Some types of punishment make it harder for individuals to live law abiding lives. Prisons disrupt family relationships, employment, and make it harder for people to take care of their dependents. David Cameron was right when he said that people who are being punished should be valued, but not as a resource to be exploited – rather as ordinary folks with the same needs, responsibilities, and rights as everyone else.  

Ideally, there would be no crime. But since we don’t live in an ideal world, and since we haven’t invented time travel, we can’t un-happen a crime once it’s been committed. All we can do when we (or the state on behalf of the community) are punishing a person is to try and think about what to do next: to repair the damage and hold a person accountable for their choices while also thinking about how we can best minimise future harms.  

 

You previously worked as a senior parliamentary researcher. Given this experience, how do you think academics can more effectively frame their ideas in ways that are useful to people on the front lines of policymaking and politics?  

Don’t underestimate the importance of talking to the parliamentary researcher. Politicians are enormously busy, and many have their minds on other things. But it’s the researcher’s job to put facts in a sensible order in front of them in an easy-to-absorb format at the appropriate time. They can help you make your points clear and accessible if you can show them why it’s relevant and important. 

Keeping your point focused on the matter in hand will help too – just like we tell our students with essays, make sure you answer the question.
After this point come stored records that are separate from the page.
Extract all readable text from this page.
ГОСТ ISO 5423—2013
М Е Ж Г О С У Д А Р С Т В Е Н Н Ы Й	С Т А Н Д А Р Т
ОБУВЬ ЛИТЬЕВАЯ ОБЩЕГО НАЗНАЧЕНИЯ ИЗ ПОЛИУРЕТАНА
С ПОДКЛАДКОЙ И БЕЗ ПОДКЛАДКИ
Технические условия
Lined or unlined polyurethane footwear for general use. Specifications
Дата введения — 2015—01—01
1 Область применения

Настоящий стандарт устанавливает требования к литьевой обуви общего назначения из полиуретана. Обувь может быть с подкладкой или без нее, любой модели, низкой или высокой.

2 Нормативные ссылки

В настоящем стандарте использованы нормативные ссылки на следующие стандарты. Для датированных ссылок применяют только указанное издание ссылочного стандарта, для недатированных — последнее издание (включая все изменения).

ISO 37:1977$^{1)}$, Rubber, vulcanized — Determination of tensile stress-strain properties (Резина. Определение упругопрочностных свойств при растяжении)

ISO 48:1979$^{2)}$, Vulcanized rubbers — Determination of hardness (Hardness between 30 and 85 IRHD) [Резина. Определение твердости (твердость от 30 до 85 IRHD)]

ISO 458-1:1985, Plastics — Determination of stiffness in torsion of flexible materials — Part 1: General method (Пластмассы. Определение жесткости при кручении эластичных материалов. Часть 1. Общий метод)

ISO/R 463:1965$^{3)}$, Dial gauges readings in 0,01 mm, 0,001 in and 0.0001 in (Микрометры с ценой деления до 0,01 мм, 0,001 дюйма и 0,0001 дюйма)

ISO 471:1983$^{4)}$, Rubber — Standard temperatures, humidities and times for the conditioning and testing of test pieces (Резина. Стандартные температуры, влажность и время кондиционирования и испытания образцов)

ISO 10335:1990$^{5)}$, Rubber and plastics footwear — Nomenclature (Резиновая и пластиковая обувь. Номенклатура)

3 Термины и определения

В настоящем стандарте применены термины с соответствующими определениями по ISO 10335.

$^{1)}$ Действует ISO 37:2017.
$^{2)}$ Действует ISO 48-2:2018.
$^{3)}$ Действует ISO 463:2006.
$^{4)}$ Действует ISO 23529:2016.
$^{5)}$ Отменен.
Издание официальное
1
If you don’t know the questions the politician you will be engaging with is asking, ask their researcher or other staffers.   

You don’t need to know everything or have all of the answers. Policymakers might not like answers that aren’t black and white and cut and dried. But that doesn’t mean that it’s not important that someone tells them they need to consider in more depth why this issue is complex. Remember what you do know and think about how you can contribute to a better understanding of the problem.  

  

How can academics work to increase their influence over policy debates?  

 Communication, communication, communication.  

 Academics need to be better at communicating outside of the academy, but we need help to build the relationships that support clear communication.  

Ideas take time. Ideas develop through regular repeated discussion. It’s how we come to see what’s important and why it matters. It’s how academics learn about the applications ideas might have in the real world – by talking with people who have experience of trying to manage things in practice - whether policy makers or front-line practitioners. Communication like that depends on building relationships between both parties. Understanding can’t be rushed.  

 

What did you learn while working in Parliament that continues to influence and shape your academic research?  

 Nobody knows everything. I wasn’t hired for what I knew but rather because I knew how to find out, interpret, and apply what we found. No one knows everything, and different folks have different strengths. Recognise what you do know and what you can contribute. We build solutions together, but first, we need to understand the problem.  

 

Who or what gives you hope?

People and our capacity for solidarity. You don’t need to agree with someone to learn from them. We can do wonderful things when we work together.  

 

Dr Helen Brown Coverdale is Lecturer in UCL's Department of Political Science.